Ligety may have had a wild streak as a teenager, but he has adopted the same levelheaded approach to business as his skiing career, partnering a friend who brought technical expertise to the venture.
"It's nice to have the distraction of running a company. I wouldn't say I do the day-to-day business side of it just because it would be impossible with my schedule, but it's a fun distraction to take it away from the grind of always traveling and ski racing."
His products are worn by a growing number of fellow World Cup skiers, including Alexis Pinturault, a young Frenchman who beat Ligety into third place as he claimed his maiden World Cup giant slalom win at Garmisch-Partenkirchen last weekend.
It was a rare defeat in giant slalom this season for Ligety, who has taken advantage of a change in the length of skis and their turning circle to dominate the discipline.
Ironically, Ligety was an outspoken critic of the rule changes introduced by world governing body, the FIS, and was perplexed that as a leading competitor he wasn't consulted on the changes.
"I wasn't even talked to about it or asked if I thought it was a good idea, it just happened and I thought it was done in a very improper manner," he said.
He quickly put that lack of consultation to one side when he won an early-season race by more than two and a half seconds -- the margins are usually tenths of seconds -- and Ligety is still waiting for the rest of the world to catch up.
The American believes the new regulations play to his strengths as a near 10-year veteran of the circuit and because of his style of starting the turns around the gates a little earlier and finishing a little later.
"It allows me to be cleaner on the edge and accelerate more out of the turns," he said.
As a youngster he was inspired by the exploits of Tommy Moe -- "my first ski hero" -- who won gold and silver at the 1994 Winter Games in Lillehammer.
Skiing since the age of two, Ligety started competing seriously as a 10-year-old, progressing through the ranks to make the full U.S. ski team by the team he had left high school.
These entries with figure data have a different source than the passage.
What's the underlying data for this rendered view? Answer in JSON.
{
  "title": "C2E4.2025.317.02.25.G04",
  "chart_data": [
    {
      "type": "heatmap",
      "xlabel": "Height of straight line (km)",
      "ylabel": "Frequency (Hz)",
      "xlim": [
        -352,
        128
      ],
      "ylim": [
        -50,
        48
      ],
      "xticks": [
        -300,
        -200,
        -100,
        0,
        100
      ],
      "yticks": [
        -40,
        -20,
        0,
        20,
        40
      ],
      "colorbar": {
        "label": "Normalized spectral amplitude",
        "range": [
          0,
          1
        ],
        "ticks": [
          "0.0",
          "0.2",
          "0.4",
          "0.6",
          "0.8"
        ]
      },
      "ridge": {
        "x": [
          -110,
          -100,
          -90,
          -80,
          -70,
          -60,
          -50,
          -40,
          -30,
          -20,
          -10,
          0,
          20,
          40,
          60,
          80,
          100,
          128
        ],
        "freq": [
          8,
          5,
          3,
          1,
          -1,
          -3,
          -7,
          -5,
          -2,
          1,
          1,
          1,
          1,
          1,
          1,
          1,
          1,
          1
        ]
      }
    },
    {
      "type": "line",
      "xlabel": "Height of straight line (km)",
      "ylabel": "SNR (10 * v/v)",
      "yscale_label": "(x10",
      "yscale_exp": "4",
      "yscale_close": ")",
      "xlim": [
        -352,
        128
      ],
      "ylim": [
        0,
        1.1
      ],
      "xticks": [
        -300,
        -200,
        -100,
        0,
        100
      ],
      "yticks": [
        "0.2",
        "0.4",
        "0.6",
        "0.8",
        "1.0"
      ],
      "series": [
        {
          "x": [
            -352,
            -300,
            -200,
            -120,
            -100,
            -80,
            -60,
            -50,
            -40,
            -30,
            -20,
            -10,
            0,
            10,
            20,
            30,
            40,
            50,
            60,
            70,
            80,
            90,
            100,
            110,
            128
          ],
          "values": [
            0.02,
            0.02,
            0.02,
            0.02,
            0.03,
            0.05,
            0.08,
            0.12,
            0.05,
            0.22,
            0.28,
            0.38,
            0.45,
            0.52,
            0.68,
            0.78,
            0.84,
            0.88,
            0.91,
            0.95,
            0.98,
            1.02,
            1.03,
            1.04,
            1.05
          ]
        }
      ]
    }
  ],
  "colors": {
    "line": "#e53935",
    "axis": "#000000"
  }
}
However, his early Olympic success in Turin, becoming the first American since Moe to claim a skiing gold, was not matched in the 2010 Winter Games in Vancouver where he finished fifth behind teammate Miller in his super combined title defense.
A ninth place finish in the giant slalom was also a disappointment.
But 2011 saw Ligety claim his first world title, winning the giant slalom at Garmisch and then going on to clinch his third World Cup crown in his favored discipline.
For Ligety, the 2013-14 season will bring promise of finally winning the overall World Cup title -- "that's been my goal since I was a little kid" -- and truly cementing his status as the No.1 racer.
"I think a lot of guys are faster skiers than me but they might not necessarily have the same mental fortitude as me," he said.